There are two main carbon sinks (essentially, things that absorb more carbon than they release) in the world, one of them is water and the other is the forests. Trees in forests convert CO2 into breathable oxygen (through photosynthesis), which is a little bit concerning when one considers the epic deforestation that is taking place on a global scale. More specifically, in the Amazon rain forest, which is known as the “Lungs of the Earth.” Ultimately, this deforestation has lead to an increase in global CO2 levels.
Fortunately, to balance this out, CO2 is dissolved into the oceans (though it is interesting to note that about 93% of the worlds CO2 is actually contained within the oceans.) Now, this isn’t such a bad thing (all the carbon being absorbed by the ocean) as there are a lot of sea animals that actually use carbon dioxide, oxygen, and calcium to create shells and corals (by forming calcium carbonate), so in that sense, it is actually an essential part of the oceans ecosystem. However, before we jump the gun and start mass pumping CO2 into the oceans, there are some side effects that are a bit problematic–otherwise, we’d already be doing it on a mass scale.
As we’ve mentioned, calcium carbonate is one of the ways that CO2 is taken out of the ocean, and that is because it becomes apart of shells, corals and other marine life. When any of these die, they end up on the ocean floor. So over millions and millions of years, the dead marine life moves with the tectonic plates. Under heat and pressure, this calcium carbonate ends up becoming rocks (such as limestone), so we end up with a lot of CO2 eventually ending up in stone. So to sum: CO2 ends up in the oceans (which is already where most of it is contained), some gets formed into shells and corals which end up as stone or fuel (organic matter over millions of years), and by using this organic matter we’re pumping it back into the atmosphere. As such, it seems quite reasonable that we should just be able to pump it back into the oceans to help keep this cycle continuing for millions of years more. However, we’ve found that an increase in CO2 levels in the ocean increases the pH levels.
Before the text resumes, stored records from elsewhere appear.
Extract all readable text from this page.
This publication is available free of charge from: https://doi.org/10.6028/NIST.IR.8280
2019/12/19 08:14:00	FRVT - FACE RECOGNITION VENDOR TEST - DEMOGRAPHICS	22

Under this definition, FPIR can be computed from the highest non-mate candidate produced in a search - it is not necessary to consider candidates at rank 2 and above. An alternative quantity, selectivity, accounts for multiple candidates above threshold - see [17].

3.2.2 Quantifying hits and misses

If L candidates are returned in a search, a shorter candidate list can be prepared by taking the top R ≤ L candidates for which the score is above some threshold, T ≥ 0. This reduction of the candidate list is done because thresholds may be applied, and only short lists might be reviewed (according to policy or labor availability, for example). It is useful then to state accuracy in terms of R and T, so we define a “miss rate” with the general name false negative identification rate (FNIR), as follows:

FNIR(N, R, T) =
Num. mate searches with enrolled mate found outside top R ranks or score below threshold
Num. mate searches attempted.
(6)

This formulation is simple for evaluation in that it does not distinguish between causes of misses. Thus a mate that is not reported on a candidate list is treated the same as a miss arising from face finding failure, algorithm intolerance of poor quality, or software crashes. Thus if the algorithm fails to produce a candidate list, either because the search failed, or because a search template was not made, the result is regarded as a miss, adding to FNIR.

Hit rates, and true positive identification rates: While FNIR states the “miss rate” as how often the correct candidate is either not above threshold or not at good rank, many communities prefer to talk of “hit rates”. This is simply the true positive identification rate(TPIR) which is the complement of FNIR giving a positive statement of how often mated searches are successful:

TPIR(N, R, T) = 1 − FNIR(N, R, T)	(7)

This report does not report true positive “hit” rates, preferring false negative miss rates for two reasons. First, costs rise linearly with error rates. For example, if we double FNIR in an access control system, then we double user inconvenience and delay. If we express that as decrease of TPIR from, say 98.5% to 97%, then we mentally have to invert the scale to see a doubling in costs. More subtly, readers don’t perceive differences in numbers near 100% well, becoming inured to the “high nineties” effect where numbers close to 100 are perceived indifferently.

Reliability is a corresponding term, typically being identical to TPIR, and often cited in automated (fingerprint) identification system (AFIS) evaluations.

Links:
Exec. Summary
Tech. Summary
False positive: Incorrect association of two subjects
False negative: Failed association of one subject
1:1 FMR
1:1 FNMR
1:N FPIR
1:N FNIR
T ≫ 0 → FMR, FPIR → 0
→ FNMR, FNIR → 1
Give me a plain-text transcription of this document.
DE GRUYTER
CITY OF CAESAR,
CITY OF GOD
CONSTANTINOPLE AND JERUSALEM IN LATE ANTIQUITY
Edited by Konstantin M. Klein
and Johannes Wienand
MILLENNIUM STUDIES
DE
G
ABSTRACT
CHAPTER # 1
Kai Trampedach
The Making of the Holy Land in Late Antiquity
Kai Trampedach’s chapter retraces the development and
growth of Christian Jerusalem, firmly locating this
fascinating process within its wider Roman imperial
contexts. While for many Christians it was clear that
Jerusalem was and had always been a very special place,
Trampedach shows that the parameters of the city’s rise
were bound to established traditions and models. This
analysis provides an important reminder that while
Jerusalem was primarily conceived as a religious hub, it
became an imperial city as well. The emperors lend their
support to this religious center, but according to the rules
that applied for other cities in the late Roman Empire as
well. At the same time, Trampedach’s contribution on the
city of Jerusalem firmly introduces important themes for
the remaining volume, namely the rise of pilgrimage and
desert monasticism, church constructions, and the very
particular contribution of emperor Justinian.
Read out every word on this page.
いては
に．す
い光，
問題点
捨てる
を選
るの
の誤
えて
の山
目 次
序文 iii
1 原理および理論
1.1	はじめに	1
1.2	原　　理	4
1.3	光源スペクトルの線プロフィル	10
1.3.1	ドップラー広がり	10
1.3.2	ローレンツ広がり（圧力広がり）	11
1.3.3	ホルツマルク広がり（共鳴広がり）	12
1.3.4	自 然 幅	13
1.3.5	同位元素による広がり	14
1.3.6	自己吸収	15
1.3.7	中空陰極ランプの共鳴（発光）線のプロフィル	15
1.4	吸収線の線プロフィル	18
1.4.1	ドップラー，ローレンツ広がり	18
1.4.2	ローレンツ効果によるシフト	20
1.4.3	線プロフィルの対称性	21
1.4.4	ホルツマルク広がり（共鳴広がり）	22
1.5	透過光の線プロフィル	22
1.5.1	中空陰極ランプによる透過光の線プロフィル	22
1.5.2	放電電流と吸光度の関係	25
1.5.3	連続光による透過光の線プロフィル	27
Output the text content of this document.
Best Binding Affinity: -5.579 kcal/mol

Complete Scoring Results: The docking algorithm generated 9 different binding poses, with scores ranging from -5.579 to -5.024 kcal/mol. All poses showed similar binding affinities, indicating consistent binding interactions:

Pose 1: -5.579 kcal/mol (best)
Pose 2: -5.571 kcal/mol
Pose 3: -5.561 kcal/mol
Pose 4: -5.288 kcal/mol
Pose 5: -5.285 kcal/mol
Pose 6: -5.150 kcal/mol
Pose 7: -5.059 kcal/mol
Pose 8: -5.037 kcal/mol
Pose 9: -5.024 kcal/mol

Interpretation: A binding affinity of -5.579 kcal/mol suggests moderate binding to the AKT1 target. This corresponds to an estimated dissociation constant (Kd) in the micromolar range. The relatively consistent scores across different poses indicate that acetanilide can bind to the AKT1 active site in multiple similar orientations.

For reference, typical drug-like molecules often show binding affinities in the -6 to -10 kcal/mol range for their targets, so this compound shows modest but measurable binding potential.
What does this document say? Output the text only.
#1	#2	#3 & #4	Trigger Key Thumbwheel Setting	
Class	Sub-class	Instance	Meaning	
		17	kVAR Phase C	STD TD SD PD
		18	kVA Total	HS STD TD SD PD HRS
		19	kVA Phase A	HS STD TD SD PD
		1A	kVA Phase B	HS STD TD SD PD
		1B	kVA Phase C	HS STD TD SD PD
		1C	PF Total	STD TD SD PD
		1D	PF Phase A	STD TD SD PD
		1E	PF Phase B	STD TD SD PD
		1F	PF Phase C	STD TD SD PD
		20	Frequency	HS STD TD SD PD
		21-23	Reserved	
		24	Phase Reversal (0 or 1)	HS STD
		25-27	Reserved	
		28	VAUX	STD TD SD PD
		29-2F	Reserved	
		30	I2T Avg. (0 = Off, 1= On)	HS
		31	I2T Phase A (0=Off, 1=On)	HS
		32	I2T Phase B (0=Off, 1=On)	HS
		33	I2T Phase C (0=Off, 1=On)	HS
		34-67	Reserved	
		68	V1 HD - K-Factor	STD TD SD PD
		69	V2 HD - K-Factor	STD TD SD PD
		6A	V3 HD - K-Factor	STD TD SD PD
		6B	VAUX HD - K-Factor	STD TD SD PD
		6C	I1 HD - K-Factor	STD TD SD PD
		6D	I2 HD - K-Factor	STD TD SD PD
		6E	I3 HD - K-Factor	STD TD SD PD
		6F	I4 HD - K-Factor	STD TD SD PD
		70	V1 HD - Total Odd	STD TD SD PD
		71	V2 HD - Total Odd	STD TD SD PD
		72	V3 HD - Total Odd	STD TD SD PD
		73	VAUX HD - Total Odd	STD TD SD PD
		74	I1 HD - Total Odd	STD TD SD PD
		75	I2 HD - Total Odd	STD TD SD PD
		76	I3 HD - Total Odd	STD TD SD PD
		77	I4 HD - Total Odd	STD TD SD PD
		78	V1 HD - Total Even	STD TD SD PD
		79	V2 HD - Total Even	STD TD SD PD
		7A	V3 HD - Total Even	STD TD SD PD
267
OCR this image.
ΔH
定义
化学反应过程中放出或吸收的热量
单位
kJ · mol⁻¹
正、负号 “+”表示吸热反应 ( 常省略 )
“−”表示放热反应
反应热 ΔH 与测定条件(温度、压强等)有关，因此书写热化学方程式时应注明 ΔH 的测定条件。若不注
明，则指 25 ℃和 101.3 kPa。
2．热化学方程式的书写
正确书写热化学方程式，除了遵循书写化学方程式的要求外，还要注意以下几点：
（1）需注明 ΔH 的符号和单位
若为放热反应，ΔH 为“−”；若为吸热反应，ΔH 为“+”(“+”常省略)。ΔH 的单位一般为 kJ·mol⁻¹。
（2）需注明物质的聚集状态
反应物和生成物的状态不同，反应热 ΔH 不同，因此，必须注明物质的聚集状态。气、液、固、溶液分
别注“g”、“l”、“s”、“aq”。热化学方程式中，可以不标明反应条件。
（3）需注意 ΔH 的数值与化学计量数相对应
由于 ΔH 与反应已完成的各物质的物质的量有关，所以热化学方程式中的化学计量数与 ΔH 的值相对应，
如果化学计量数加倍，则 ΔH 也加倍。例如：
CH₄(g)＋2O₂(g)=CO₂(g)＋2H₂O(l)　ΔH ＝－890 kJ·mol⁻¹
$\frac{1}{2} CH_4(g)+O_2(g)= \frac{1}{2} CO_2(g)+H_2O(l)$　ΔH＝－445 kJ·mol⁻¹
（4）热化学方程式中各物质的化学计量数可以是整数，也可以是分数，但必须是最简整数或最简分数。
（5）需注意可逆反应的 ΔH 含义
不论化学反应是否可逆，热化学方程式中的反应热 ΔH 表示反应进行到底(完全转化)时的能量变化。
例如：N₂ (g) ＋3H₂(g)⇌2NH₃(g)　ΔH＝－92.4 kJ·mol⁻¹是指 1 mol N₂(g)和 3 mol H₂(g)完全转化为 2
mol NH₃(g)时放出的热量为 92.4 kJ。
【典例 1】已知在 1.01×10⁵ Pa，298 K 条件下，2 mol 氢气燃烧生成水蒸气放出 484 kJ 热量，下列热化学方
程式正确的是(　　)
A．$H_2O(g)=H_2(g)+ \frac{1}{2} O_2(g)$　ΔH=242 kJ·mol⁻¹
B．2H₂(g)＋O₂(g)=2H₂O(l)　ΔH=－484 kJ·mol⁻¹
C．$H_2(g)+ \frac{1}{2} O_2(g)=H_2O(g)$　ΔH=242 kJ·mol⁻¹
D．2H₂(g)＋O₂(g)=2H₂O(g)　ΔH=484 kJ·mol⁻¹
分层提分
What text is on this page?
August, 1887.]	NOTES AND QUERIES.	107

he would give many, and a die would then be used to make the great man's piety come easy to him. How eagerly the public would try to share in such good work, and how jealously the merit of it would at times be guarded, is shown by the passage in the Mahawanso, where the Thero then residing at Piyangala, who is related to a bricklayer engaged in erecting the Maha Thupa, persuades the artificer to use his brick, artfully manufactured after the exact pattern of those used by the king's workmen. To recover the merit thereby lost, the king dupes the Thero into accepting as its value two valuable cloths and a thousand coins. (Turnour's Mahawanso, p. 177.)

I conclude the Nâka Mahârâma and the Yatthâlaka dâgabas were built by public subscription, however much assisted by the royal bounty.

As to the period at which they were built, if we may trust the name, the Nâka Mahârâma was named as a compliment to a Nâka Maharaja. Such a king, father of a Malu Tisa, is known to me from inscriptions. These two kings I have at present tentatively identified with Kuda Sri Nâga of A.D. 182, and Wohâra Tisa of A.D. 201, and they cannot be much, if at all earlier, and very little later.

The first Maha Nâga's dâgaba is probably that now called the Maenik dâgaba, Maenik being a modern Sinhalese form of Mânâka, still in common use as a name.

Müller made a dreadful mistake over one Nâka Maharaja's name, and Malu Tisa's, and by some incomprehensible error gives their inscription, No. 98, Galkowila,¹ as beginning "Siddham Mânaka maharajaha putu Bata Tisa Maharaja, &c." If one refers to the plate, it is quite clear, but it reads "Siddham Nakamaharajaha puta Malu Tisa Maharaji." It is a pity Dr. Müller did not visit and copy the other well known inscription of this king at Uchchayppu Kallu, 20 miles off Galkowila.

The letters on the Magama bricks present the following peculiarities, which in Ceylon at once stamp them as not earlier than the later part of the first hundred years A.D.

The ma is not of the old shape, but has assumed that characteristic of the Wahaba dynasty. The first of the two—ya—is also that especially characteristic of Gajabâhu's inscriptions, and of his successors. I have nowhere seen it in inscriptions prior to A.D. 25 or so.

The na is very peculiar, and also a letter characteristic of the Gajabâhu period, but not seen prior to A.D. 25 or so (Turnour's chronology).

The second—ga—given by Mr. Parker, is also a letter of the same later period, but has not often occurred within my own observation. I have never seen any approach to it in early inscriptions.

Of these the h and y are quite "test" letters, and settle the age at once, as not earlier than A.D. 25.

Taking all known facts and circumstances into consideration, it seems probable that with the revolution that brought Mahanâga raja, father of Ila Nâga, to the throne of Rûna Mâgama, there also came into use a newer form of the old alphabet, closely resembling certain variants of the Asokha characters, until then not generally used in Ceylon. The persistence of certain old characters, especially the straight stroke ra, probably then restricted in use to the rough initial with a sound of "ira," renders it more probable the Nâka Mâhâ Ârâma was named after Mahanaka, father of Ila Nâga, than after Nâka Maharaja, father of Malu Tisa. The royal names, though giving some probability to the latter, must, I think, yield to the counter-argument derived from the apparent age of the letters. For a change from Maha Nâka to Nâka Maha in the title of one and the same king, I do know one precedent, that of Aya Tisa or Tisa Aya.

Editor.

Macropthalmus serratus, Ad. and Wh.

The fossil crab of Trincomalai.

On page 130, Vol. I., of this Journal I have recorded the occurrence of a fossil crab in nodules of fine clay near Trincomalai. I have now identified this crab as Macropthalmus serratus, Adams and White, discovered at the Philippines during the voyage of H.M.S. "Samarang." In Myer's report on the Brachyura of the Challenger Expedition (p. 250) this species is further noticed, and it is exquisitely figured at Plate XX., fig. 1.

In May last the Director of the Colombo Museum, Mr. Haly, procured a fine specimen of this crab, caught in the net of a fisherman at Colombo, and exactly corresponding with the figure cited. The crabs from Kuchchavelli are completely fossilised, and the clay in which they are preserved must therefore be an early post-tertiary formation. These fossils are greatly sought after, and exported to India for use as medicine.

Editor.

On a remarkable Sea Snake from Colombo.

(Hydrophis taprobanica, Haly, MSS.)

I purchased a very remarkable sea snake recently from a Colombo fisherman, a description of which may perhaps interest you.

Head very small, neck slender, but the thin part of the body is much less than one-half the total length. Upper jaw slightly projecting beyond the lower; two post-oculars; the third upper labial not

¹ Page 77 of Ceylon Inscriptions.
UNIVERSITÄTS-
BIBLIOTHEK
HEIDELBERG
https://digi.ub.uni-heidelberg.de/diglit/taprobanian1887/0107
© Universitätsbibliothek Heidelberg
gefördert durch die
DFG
For anyone that has ever had a tropical fish in a tank, they well understand how important it is to keep the correct pH levels.
So what is all the fuss about? So far we’ve looked at how the planet combats CO2 levels in the ocean which has been a natural cycle for the last… Very long time! But in the past 200 years, due to human intervention, it’s not looking so good for the oceans. Ever since we started burning fossil fuels and making concrete in such a large scale, the oceans have been paying the toll. In reality, this is why climate change isn’t as noticeable as some might believe–we look at the oceans as being this big blue vast unchanging body of water but it couldn’t be much further from the truth.
Over the last 200 years, since the start of the industrial age, research indicates that (due to the increase in CO2 in the atmosphere) these has been a decrease in pH of 0.1 units. Now that doesn’t sound like much at all, but let’s put that into perspective: it’s an increase of 30% in the amount of hydrogen ions in the world’s ocean’s. Because we’re increasing, year by year, the amount of CO2 that we’re producing, current estimates suggest that by the year 2100 it will have increased up to 0.5 units which is a 300% increase in the amount of hydrogen ions in the ocean.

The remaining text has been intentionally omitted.